Un budget significatif, enfin traité comme un poste stratégique
Au fil de ces années, les dépenses de voyage d’affaires, typiquement classées comme dépenses hors production, ont gagné en visibilité et en exigence de pilotage. Dans les grandes entreprises (notamment celles dont le budget annuel voyages atteint environ 5 millions d’euros ou plus), la responsabilité s’est déplacée vers le département achats. Pour d’autres organisations, ce poste restait souvent suivi par les services généraux, et dans certaines PME/PMI par la direction générale.
Ce basculement a été porteur de bénéfices concrets :
- Meilleure gouvernance: un responsable identifié, des objectifs clairs, des arbitrages plus rapides.
- Négociations structurées: appels d’offres, contractualisation, suivi d’engagements.
- Contrôle budgétaire renforcé: consolidation des volumes, vision par catégorie (air, rail, hôtel).
La naissance (et la montée en puissance) de deux fonctions clés
La professionnalisation s’est également traduite par l’apparition et la clarification de rôles spécialisés, complémentaires et très orientés résultats.
L’acheteur : optimiser les conditions et sécuriser les accords
Le rôle de l’acheteur s’est affirmé autour de la négociation: prestations d’agences, conditions tarifaires avec les compagnies aériennes, le ferroviaire, l’hôtellerie. Ce travail a donné plus de poids aux entreprises, notamment grâce à la consolidation des volumes et à la mise en concurrence.

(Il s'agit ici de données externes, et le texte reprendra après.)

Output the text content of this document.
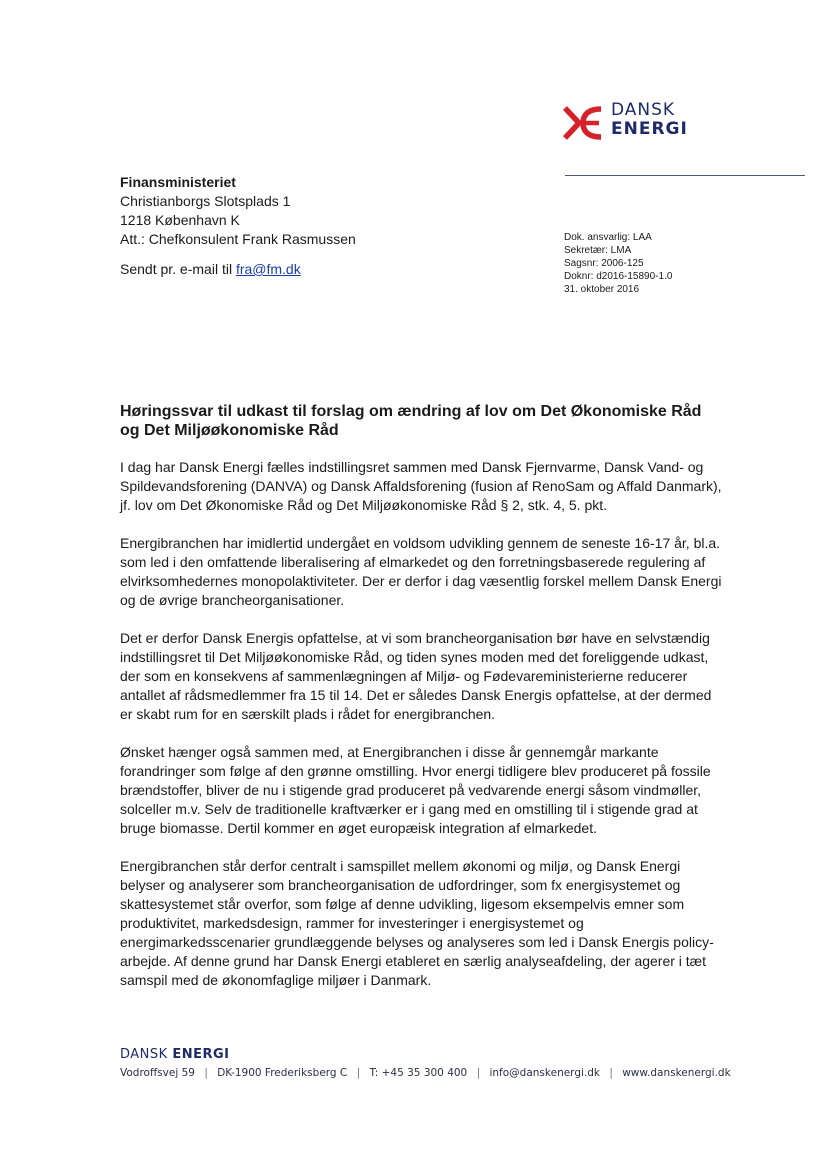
DANSK
ENERGI
Finansministeriet
Christianborgs Slotsplads 1
1218 København K
Att.: Chefkonsulent Frank Rasmussen
Sendt pr. e-mail til fra@fm.dk
Dok. ansvarlig: LAA
Sekretær: LMA
Sagsnr: 2006-125
Doknr: d2016-15890-1.0
31. oktober 2016
Høringssvar til udkast til forslag om ændring af lov om Det Økonomiske Råd og Det Miljøøkonomiske Råd

I dag har Dansk Energi fælles indstillingsret sammen med Dansk Fjernvarme, Dansk Vand- og Spildevandsforening (DANVA) og Dansk Affaldsforening (fusion af RenoSam og Affald Danmark), jf. lov om Det Økonomiske Råd og Det Miljøøkonomiske Råd § 2, stk. 4, 5. pkt.

Energibranchen har imidlertid undergået en voldsom udvikling gennem de seneste 16-17 år, bl.a. som led i den omfattende liberalisering af elmarkedet og den forretningsbaserede regulering af elvirksomhedernes monopolaktiviteter. Der er derfor i dag væsentlig forskel mellem Dansk Energi og de øvrige brancheorganisationer.

Det er derfor Dansk Energis opfattelse, at vi som brancheorganisation bør have en selvstændig indstillingsret til Det Miljøøkonomiske Råd, og tiden synes moden med det foreliggende udkast, der som en konsekvens af sammenlægningen af Miljø- og Fødevareministerierne reducerer antallet af rådsmedlemmer fra 15 til 14. Det er således Dansk Energis opfattelse, at der dermed er skabt rum for en særskilt plads i rådet for energibranchen.

Ønsket hænger også sammen med, at Energibranchen i disse år gennemgår markante forandringer som følge af den grønne omstilling. Hvor energi tidligere blev produceret på fossile brændstoffer, bliver de nu i stigende grad produceret på vedvarende energi såsom vindmøller, solceller m.v. Selv de traditionelle kraftværker er i gang med en omstilling til i stigende grad at bruge biomasse. Dertil kommer en øget europæisk integration af elmarkedet.

Energibranchen står derfor centralt i samspillet mellem økonomi og miljø, og Dansk Energi belyser og analyserer som brancheorganisation de udfordringer, som fx energisystemet og skattesystemet står overfor, som følge af denne udvikling, ligesom eksempelvis emner som produktivitet, markedsdesign, rammer for investeringer i energisystemet og energimarkedsscenarier grundlæggende belyses og analyseres som led i Dansk Energis policy-arbejde. Af denne grund har Dansk Energi etableret en særlig analyseafdeling, der agerer i tæt samspil med de økonomfaglige miljøer i Danmark.

DANSK ENERGI
Vodroffsvej 59 | DK-1900 Frederiksberg C | T: +45 35 300 400 | info@danskenergi.dk | www.danskenergi.dk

Le travel manager : coordonner, déployer, mesurer
En parallèle, la fonction de travel manager s’est développée comme pivot opérationnel. Son apport est devenu central :
- faire l’interface entre l’entreprise et l’agence (ou les agences) ;
- coordonner le déploiement de la politique voyages ;
- assurer le suivi des accords négociés (application, conformité, reporting).
Cette structuration a favorisé un pilotage plus fin : moins d’improvisation, plus de cohérence, et une expérience voyageur mieux encadrée.
Centralisation et rationalisation : gagner en efficacité sans perdre en service
Le travel management s’est aussi transformé dans sa manière de s’organiser au quotidien. Les grands groupes avaient souvent des implants, c’est-à-dire des équipes de professionnels déléguées par l’agence dans les locaux de l’entreprise. Les PME, de leur côté, fonctionnaient davantage avec une agence de proximité, en relation directe.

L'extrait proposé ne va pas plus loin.